Smoke coming from incinerator chimneyMr Dowen has been campaigning against the company's plans to build a new incinerator and is the co-ordinator of the UK Without Incineration Network. He was represented in this case by Friends of the Earth.

He wants to see the full financial details of the waste disposal contract between Veolia and the council. In the summer he had arranged to visit the council offices to inspect documents relating to financial transactions with Veolia.

He argues this is in line with the Audit Commission Act. As I've noted before, for a brief period each year this gives local electors a little-used right of access to council financial information which is well beyond that guaranteed by the Freedom of Information Act. (If you want to take advantage yourself, the best guide is provided by the Orchard News Bureau).
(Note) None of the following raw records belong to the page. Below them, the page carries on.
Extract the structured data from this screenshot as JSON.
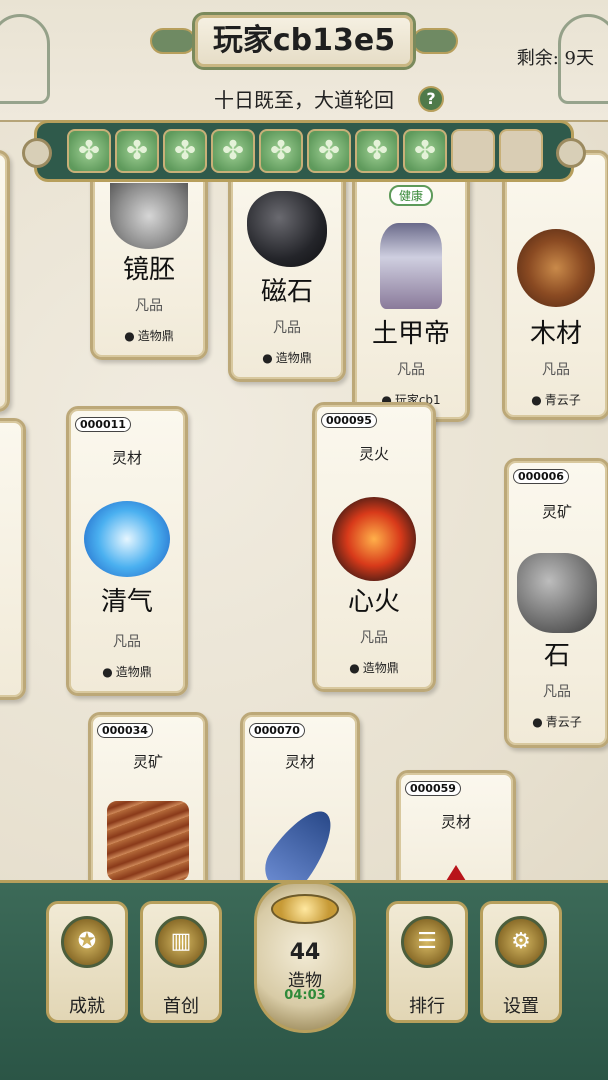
{
  "header": {
    "title": "玩家cb13e5",
    "days_left": "剩余: 9天",
    "subtitle": "十日既至，大道轮回",
    "help_icon": "?"
  },
  "slot_bar": {
    "slots_filled": 8,
    "slots_total": 10
  },
  "cards": [
    {
      "name": "镜胚",
      "grade": "凡品",
      "creator": "造物鼎",
      "art_icon": "mirror-disc-icon"
    },
    {
      "name": "磁石",
      "grade": "凡品",
      "creator": "造物鼎",
      "art_icon": "magnet-stone-icon"
    },
    {
      "name": "土甲帝",
      "grade": "凡品",
      "creator": "玩家cb1",
      "badge": "健康",
      "art_icon": "armored-emperor-icon"
    },
    {
      "name": "木材",
      "grade": "凡品",
      "creator": "青云子",
      "art_icon": "wood-log-icon"
    },
    {
      "id": "000011",
      "category": "灵材",
      "name": "清气",
      "grade": "凡品",
      "creator": "造物鼎",
      "art_icon": "blue-crystal-icon"
    },
    {
      "id": "000095",
      "category": "灵火",
      "name": "心火",
      "grade": "凡品",
      "creator": "造物鼎",
      "art_icon": "heart-fire-icon"
    },
    {
      "id": "000006",
      "category": "灵矿",
      "name": "石",
      "grade": "凡品",
      "creator": "青云子",
      "art_icon": "grey-rock-icon"
    },
    {
      "id": "000034",
      "category": "灵矿",
      "art_icon": "layered-ore-icon"
    },
    {
      "id": "000070",
      "category": "灵材",
      "art_icon": "blue-feather-icon"
    },
    {
      "id": "000059",
      "category": "灵材",
      "art_icon": "red-gem-icon"
    }
  ],
  "bottom_nav": {
    "achievements": "成就",
    "first_creation": "首创",
    "ranking": "排行",
    "settings": "设置",
    "cauldron": {
      "count": "44",
      "label": "造物",
      "timer": "04:03"
    }
  },
  "colors": {
    "accent_green": "#2f5a4b",
    "gold_border": "#b79f5c",
    "timer_green": "#2f8a3a"
  }
}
But Veolia then obtained an interim injunction to prevent the council showing him the material. The company argued that it contained commercially sensitive information and releasing this would damage the business in relation to its competitors.

The High Court has now dismissed the company's case. Mr Justice Cranston ruled that Mr Dowen was entitled to see the material in question, despite Veolia's contention that it would lead to a breach of commercial confidentiality. The judge said:

"The obligation to pay local taxation through the rates was matched by the right given to rate-payers to an involvement in the process of ensuring the money was well spent... In my judgement, it is entirely unsurprising that given its history the law should permit a local elector such as Mr Dowen sight of the disputed documents in this case. The historic role of interested persons such as local government electors in participating in the audit process would be severely diminished without such disclosure."

This decision has been welcomed by the Audit Commission, which monitors value for money in local government.

Veolia have not responded to my requests for their reaction.

Update, 16:00: Veolia have issued the following statement:

"We first requested a legal ruling on this issue because we wanted to give clarity to local authorities, the general public and the waste management industry. The company accepts the judgement of the court and we do not plan to appeal. We look forward to delivering the next phase of the Nottinghamshire PFI waste management and recycling contract and will continue to build on the achievements of the last three years."